ANORA アノーラ


アノーラ(マイキー・マディソン)は客のイヴァン(マーク・エイデルシュテイン)に元日には休日料金をやんわり請求し、その後は前払いで一万五千ドルを受け取り一週間「彼女」となる。しかしベガスでのドライブスルーウェディングを境に「仕事」は「仕事じゃない」に変わる。そこへイヴァンの親の部下達がやってきて、これがおれ達の仕事だからと彼女の「仕事じゃない」をぶち壊す。洗礼式の途中で呼び出されたガルニクと翌日は妻が使う車を運転するトロン、そこに根の張っていない感のイゴール(ユーリー・ボリソフ)の三人はクビ怖さにイヴァンの友人の働く菓子屋やレストラン、交通係など他人の「仕事」をなぎ倒していく。こうした戯画的な描写が私には、セックスワーカーと彼らに共通する(とここではされている)心労を軽く扱っているように感じられ笑えなかった。

アノーラが自分の結婚につき「成人同士の同意に基づく対等な関係だ」と主張する時、彼女がルームメイトと住む高架脇の家と車での移動を挟んでのイヴァンの暮らす豪邸の鮮やかな対比が蘇り、そうだからこそこの主張がなされるべきなのだと思う。しかしそれならば主役は例えば清掃に来ていた女性でもいいわけで、同じ労働者でもセックスワーカーなのは「仕事」も「仕事じゃない」も傍から見れば似ていることの妙を利用するためのように思われてしまった。オープニング、暗がりで腰と尻をくねらせる女達の列には(訴えるつもりが例えなくとも)圧倒的な男と女の力の差が表れており、そこにセックスワーカーの辛苦の根もあるわけだけど、いつも思わせられるがショーン・ベイカーはそうしたことには無頓着である。イヴァンが検索してみれば?と教えるのは父の名だが母親ばかりが出張って来るのも、アノーラと同僚のダイアモンドの「嫉妬」なんて言葉の出てくる小競り合いも、「あえて」には見えない。

施術の際に脇に置かれたスマホの背面のAniに、なぜ彼女はアニーと名乗り呼ばせるのだろう、なぜこの映画のタイトルはAnoraなのだろうとずっと思っていたら、それをほどくのはイゴールの役目であった。

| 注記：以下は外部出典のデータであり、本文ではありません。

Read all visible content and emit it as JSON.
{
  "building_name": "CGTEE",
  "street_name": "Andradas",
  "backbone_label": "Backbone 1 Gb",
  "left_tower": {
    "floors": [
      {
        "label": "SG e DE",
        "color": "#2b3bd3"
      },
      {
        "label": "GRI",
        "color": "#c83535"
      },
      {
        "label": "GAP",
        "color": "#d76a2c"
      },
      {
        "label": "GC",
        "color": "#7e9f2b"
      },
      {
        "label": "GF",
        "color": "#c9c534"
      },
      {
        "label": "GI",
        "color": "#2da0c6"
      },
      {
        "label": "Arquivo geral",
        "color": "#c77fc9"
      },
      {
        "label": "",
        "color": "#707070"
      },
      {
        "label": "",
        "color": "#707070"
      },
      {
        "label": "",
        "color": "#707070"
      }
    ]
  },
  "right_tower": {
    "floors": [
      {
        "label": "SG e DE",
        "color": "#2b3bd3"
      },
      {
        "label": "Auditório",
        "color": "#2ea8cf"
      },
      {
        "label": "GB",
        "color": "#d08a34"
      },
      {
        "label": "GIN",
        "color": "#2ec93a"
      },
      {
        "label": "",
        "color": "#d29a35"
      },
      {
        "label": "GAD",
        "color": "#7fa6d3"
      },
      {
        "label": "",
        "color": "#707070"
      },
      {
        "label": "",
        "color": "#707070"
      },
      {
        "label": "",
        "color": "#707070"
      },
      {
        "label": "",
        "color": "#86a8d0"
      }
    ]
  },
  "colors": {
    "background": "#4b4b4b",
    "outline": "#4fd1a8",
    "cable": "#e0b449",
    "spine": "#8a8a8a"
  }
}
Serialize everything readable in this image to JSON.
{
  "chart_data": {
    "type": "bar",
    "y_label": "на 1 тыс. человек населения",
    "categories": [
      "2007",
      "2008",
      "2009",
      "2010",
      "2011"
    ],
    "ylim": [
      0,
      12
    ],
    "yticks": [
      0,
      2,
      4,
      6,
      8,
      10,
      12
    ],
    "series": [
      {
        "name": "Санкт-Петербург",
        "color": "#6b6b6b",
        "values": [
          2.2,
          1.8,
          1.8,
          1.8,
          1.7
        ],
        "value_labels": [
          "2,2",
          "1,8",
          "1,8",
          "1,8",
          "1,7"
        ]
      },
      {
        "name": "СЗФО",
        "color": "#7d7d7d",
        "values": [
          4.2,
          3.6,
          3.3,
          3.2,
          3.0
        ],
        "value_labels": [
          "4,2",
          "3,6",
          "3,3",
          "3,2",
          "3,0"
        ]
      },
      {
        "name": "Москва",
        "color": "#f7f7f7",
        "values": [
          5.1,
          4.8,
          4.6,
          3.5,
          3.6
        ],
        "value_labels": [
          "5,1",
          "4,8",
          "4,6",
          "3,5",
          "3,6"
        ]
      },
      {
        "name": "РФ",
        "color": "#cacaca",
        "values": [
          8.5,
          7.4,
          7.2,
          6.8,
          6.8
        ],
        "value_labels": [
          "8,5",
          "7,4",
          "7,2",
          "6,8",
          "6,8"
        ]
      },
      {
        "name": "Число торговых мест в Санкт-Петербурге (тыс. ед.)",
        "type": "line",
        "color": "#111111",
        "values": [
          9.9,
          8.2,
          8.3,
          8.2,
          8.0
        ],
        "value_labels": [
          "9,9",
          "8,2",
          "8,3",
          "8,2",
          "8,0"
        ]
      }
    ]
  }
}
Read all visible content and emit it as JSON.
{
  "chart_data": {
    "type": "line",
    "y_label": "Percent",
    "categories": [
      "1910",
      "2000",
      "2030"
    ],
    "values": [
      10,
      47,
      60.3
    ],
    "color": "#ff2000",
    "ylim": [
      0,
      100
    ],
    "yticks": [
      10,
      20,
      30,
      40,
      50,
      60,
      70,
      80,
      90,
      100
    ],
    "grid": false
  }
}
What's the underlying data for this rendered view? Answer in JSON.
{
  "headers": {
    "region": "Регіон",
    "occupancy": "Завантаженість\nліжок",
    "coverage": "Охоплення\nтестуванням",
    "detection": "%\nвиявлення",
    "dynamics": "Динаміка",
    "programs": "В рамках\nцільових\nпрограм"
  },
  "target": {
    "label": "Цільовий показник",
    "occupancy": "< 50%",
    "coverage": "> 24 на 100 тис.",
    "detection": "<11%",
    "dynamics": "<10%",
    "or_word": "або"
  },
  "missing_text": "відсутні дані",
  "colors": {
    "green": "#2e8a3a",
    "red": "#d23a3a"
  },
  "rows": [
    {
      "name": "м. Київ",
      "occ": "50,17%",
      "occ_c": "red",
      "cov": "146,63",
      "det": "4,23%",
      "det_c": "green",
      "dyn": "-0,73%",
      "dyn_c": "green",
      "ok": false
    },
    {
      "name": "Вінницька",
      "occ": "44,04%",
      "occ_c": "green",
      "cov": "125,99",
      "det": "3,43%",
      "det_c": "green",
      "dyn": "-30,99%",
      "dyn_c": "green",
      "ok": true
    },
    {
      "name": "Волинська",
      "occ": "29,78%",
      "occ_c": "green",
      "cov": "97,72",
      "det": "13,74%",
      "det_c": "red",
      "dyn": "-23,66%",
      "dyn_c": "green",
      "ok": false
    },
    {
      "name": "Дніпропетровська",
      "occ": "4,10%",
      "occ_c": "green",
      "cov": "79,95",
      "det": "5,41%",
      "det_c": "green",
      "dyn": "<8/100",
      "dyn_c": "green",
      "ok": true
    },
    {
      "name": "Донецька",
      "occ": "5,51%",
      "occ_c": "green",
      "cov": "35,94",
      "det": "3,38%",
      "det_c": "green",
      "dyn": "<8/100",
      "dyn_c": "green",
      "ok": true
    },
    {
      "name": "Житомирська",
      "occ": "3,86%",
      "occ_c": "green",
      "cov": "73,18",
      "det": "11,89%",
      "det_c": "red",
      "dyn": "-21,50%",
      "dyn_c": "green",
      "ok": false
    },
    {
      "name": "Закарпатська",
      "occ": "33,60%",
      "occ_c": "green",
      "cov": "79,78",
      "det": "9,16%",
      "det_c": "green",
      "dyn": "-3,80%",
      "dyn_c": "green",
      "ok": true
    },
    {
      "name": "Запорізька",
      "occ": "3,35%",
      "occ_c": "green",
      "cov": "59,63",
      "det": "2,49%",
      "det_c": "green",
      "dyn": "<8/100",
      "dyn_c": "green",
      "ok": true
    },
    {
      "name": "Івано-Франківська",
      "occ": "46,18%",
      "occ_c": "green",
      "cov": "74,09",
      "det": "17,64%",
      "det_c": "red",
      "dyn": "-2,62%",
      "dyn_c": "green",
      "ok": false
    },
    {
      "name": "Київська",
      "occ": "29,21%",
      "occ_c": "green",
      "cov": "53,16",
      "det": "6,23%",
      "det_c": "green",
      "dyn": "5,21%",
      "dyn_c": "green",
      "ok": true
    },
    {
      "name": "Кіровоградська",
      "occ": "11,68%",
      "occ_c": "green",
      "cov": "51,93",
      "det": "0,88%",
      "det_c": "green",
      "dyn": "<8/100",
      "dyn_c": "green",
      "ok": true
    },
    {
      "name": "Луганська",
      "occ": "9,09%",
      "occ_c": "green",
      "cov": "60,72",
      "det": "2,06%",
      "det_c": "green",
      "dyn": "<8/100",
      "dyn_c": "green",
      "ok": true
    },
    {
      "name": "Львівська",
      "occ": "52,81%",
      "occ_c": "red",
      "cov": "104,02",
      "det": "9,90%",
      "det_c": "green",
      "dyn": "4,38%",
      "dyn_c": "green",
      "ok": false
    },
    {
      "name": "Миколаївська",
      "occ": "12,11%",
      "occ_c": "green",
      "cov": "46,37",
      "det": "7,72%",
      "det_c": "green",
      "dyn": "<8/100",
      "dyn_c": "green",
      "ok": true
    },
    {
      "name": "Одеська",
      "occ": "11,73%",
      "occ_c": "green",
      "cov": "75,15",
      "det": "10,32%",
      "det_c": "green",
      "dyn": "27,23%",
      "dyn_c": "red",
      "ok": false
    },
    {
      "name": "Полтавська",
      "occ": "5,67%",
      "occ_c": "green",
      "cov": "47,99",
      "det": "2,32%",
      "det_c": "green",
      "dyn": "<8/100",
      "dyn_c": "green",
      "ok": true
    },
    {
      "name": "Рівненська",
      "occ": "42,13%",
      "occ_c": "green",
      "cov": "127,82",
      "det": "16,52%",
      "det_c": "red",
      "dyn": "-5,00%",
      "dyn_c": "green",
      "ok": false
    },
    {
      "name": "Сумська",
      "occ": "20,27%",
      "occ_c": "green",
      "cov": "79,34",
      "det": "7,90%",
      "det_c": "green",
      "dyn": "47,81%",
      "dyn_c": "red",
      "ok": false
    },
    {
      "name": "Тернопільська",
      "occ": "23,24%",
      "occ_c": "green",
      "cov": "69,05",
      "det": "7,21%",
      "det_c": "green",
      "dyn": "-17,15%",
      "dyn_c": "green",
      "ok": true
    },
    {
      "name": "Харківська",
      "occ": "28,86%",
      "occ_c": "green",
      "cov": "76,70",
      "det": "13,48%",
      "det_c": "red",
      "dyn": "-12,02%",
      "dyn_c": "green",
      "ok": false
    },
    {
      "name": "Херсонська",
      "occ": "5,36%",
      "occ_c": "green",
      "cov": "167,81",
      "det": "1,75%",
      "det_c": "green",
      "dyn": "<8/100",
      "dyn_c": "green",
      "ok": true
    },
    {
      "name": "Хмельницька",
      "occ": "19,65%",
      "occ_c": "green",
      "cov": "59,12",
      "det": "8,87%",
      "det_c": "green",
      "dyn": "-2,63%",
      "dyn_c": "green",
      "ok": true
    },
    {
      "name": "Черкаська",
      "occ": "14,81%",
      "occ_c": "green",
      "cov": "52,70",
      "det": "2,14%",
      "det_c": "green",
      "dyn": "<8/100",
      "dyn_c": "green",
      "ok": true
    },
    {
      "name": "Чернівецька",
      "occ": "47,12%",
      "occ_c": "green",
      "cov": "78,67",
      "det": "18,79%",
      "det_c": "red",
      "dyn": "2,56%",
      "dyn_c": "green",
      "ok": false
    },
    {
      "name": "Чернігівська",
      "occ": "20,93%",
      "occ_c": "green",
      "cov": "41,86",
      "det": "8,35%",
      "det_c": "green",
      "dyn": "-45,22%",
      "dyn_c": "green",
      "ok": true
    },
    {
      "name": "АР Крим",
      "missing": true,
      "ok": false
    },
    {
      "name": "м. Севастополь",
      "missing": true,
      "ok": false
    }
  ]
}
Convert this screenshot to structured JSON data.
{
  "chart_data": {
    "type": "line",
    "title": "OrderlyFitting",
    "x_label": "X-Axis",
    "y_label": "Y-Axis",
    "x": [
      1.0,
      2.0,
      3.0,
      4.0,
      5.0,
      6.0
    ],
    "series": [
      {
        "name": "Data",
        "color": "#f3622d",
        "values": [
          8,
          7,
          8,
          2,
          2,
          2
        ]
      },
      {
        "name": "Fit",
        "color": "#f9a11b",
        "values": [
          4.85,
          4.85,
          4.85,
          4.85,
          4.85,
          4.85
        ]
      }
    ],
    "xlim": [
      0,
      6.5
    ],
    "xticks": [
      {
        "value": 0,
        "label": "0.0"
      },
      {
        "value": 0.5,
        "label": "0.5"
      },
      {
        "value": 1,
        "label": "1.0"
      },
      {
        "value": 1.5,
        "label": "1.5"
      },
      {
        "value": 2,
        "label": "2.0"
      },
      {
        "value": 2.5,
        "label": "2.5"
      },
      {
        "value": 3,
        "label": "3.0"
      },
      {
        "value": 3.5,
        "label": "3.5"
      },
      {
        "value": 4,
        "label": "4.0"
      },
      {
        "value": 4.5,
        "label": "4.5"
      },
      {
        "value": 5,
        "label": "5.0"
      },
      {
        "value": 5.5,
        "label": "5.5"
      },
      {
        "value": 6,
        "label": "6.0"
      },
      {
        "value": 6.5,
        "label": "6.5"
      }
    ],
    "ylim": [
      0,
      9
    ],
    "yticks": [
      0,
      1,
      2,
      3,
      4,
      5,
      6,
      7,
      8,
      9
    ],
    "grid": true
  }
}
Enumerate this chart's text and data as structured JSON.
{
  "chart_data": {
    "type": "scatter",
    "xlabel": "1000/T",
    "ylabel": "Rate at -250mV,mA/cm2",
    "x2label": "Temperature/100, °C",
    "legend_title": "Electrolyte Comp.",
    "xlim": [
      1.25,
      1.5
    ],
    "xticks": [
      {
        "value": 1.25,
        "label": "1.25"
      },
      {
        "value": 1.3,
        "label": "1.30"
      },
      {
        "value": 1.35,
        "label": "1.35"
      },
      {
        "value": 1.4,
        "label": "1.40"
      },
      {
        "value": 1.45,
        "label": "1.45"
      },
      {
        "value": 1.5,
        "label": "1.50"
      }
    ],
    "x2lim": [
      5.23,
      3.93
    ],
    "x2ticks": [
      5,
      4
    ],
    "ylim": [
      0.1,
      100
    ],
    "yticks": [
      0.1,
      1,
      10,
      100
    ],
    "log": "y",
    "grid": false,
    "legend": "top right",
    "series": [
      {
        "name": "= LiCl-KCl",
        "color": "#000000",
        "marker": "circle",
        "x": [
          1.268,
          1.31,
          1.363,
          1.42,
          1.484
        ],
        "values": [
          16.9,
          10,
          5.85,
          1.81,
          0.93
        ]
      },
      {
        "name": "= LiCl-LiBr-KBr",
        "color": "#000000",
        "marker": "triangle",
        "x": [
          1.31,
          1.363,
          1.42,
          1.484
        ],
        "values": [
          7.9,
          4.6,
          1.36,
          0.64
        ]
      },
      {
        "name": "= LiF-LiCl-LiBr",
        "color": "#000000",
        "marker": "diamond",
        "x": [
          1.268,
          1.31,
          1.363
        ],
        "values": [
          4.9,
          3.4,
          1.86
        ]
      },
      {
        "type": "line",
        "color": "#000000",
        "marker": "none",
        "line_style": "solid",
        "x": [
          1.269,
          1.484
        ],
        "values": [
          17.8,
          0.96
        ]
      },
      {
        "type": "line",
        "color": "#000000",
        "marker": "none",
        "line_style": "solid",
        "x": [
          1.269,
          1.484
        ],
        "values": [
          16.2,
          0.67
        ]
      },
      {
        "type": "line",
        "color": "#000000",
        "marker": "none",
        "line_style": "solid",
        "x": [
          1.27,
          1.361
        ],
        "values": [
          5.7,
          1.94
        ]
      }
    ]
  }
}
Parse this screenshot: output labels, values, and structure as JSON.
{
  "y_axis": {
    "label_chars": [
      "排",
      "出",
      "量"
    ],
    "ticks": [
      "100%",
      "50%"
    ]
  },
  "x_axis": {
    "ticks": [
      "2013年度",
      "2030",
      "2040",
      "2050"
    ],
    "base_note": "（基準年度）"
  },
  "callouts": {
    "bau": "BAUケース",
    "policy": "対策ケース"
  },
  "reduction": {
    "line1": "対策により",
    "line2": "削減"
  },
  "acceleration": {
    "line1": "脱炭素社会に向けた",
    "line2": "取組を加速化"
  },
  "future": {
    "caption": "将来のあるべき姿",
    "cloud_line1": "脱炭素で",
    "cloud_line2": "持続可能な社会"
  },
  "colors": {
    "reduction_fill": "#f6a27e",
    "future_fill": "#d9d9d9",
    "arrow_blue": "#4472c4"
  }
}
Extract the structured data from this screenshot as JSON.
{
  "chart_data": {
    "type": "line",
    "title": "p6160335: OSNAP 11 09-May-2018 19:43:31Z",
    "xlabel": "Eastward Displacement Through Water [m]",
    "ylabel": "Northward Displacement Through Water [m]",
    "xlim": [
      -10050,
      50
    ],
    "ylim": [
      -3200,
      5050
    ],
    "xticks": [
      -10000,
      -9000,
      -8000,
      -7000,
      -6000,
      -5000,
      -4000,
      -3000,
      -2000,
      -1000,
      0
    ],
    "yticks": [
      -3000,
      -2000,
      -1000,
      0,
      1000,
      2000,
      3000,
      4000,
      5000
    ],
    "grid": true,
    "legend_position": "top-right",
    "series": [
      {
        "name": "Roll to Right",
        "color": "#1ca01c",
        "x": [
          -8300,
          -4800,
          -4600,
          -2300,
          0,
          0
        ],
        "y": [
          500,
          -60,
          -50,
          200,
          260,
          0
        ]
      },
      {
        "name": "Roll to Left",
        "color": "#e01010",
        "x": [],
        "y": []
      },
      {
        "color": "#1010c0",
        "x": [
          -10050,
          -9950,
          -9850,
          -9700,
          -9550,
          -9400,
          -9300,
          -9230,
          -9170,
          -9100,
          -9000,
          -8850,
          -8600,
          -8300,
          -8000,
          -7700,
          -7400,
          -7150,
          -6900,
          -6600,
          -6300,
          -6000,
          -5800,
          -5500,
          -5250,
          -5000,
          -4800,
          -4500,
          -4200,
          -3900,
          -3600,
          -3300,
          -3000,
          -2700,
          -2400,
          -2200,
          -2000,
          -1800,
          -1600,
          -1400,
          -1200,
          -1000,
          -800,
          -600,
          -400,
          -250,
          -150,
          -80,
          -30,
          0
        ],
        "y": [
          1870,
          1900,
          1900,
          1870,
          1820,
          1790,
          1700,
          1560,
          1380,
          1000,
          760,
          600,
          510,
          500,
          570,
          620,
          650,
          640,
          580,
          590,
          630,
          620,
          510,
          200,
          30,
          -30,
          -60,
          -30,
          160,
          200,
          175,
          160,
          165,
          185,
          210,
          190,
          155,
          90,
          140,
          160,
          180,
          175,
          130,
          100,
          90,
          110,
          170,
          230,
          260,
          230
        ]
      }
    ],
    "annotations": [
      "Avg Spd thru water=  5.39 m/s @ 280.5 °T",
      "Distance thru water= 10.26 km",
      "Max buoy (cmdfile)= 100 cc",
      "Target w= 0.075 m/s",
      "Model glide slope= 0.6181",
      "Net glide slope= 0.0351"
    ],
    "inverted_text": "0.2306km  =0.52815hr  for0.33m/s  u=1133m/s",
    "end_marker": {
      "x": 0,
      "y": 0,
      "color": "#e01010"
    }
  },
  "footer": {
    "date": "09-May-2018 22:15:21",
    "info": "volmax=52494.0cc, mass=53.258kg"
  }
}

世界で唯一アノーラの結婚に「おめでとう」を言った男、すなわち「仕事」に囚われていない、あるいは「仕事」と「仕事じゃない」が同居している男。映画の終わり、高架脇の家に戻ってきたアノーラは彼を相手に「仕事じゃない」ことをしようとするがかなわない。かなわなくても全然いいはずだけど、彼女には他の「仕事じゃない」がまだないのかもしれない。多分、これからそれを知るという物語なんだろう。